Bewusst leben: Was wir als Veganer tun können
Falsche Ansichten und Vorurteile sind häufig anzutreffen, wenn es um das Thema Tierversuche geht. Viele verweisen zwar auf reale Zahlen, sehen aber nicht die Realität dahinter. Als Veganer können wir aktiv dazu beitragen, Tierversuche zu reduzieren und Produkte zu vermeiden, die unter Einsatz von Tierversuchen hergestellt wurden. Dazu können wir verschiedene Maßnahmen ergreifen. Informieren und Aufklären ist ein wichtiger Schritt. Wir können das Bewusstsein für die Problematik von Tierversuchen schärfen, indem wir Informationen teilen und Diskussionen in unserer Gemeinschaft fördern.

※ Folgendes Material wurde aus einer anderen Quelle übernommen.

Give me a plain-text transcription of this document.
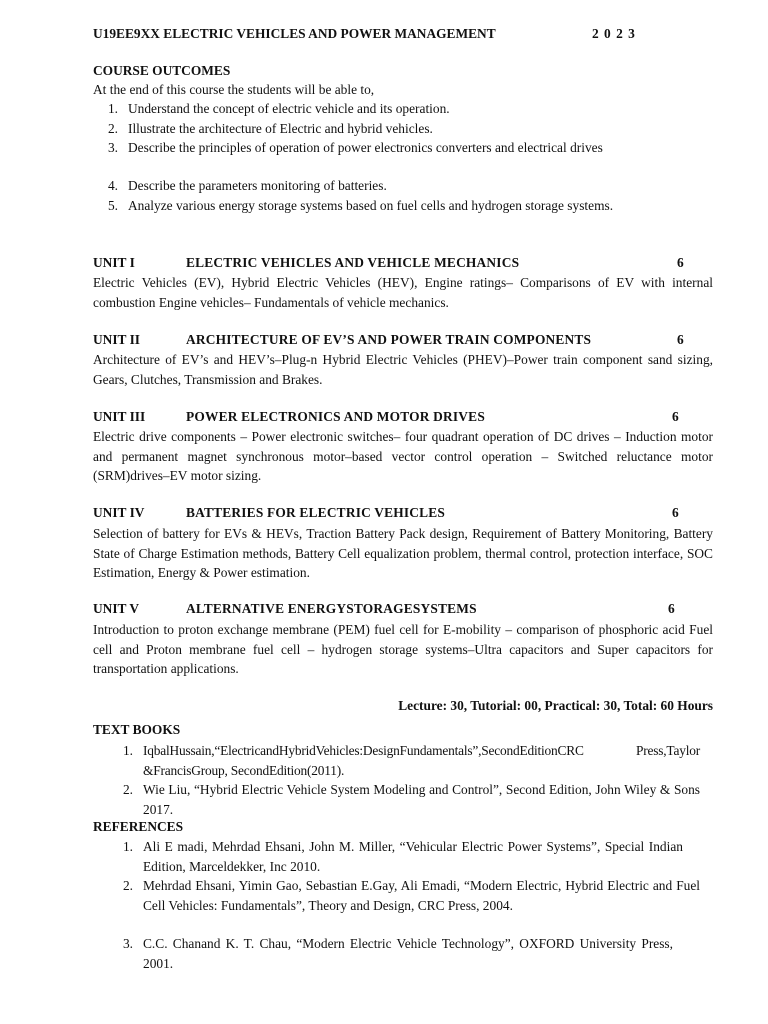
U19EE9XX ELECTRIC VEHICLES AND POWER MANAGEMENT	2 0 2 3
COURSE OUTCOMES
At the end of this course the students will be able to,
1. Understand the concept of electric vehicle and its operation.
2. Illustrate the architecture of Electric and hybrid vehicles.
3. Describe the principles of operation of power electronics converters and electrical drives
4. Describe the parameters monitoring of batteries.
5. Analyze various energy storage systems based on fuel cells and hydrogen storage systems.
UNIT I	ELECTRIC VEHICLES AND VEHICLE MECHANICS	6
Electric Vehicles (EV), Hybrid Electric Vehicles (HEV), Engine ratings– Comparisons of EV with internal combustion Engine vehicles– Fundamentals of vehicle mechanics.
UNIT II	ARCHITECTURE OF EV’S AND POWER TRAIN COMPONENTS	6
Architecture of EV’s and HEV’s–Plug-n Hybrid Electric Vehicles (PHEV)–Power train component sand sizing, Gears, Clutches, Transmission and Brakes.
UNIT III	POWER ELECTRONICS AND MOTOR DRIVES	6
Electric drive components – Power electronic switches– four quadrant operation of DC drives – Induction motor and permanent magnet synchronous motor–based vector control operation – Switched reluctance motor (SRM)drives–EV motor sizing.
UNIT IV	BATTERIES FOR ELECTRIC VEHICLES	6
Selection of battery for EVs & HEVs, Traction Battery Pack design, Requirement of Battery Monitoring, Battery State of Charge Estimation methods, Battery Cell equalization problem, thermal control, protection interface, SOC Estimation, Energy & Power estimation.
UNIT V	ALTERNATIVE ENERGYSTORAGESYSTEMS	6
Introduction to proton exchange membrane (PEM) fuel cell for E-mobility – comparison of phosphoric acid Fuel cell and Proton membrane fuel cell – hydrogen storage systems–Ultra capacitors and Super capacitors for transportation applications.
Lecture: 30, Tutorial: 00, Practical: 30, Total: 60 Hours
TEXT BOOKS
1. IqbalHussain,“ElectricandHybridVehicles:DesignFundamentals”,SecondEditionCRC Press,Taylor &FrancisGroup, SecondEdition(2011).
2. Wie Liu, “Hybrid Electric Vehicle System Modeling and Control”, Second Edition, John Wiley & Sons 2017.
REFERENCES
1. Ali E madi, Mehrdad Ehsani, John M. Miller, “Vehicular Electric Power Systems”, Special Indian Edition, Marceldekker, Inc 2010.
2. Mehrdad Ehsani, Yimin Gao, Sebastian E.Gay, Ali Emadi, “Modern Electric, Hybrid Electric and Fuel Cell Vehicles: Fundamentals”, Theory and Design, CRC Press, 2004.
3. C.C. Chanand K. T. Chau, “Modern Electric Vehicle Technology”, OXFORD University Press, 2001.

Durch das Teilen von Artikeln und Dokumentationen können wir andere Menschen über die Realität der Tierversuche informieren und sie dazu ermutigen, sich ebenfalls für den Tierschutz einzusetzen. Weiterhin können wir Organisationen und Forschungsprojekte unterstützen, die alternative Methoden zur Tierversuchsforschung entwickeln und fördern. Durch Spenden oder ehrenamtliche Arbeit können wir dazu beitragen, dass diese weiterentwickelt und umgesetzt werden.
Ein weiterer wichtiger Schritt ist das Treffen konsequenter Kaufentscheidungen. Wir können Produkte und Marken meiden, die auf Tierversuche setzen und sich alternativen Methoden verschließen. Dazu gehören nicht nur Kosmetik- und Reinigungsprodukte, sondern auch Medikamente und andere Artikel des täglichen Bedarfs. Stattdessen können wir gezielt nach veganen und tierversuchsfreien Alternativen suchen und Unternehmen unterstützen, die sich für ethische und nachhaltige Praktiken einsetzen. Wenn wir Unternehmen fördern, die auf alternative Untersuchungsmethoden setzen, werden sich diese langfristig gegen die Konkurrenz durchsetzen können.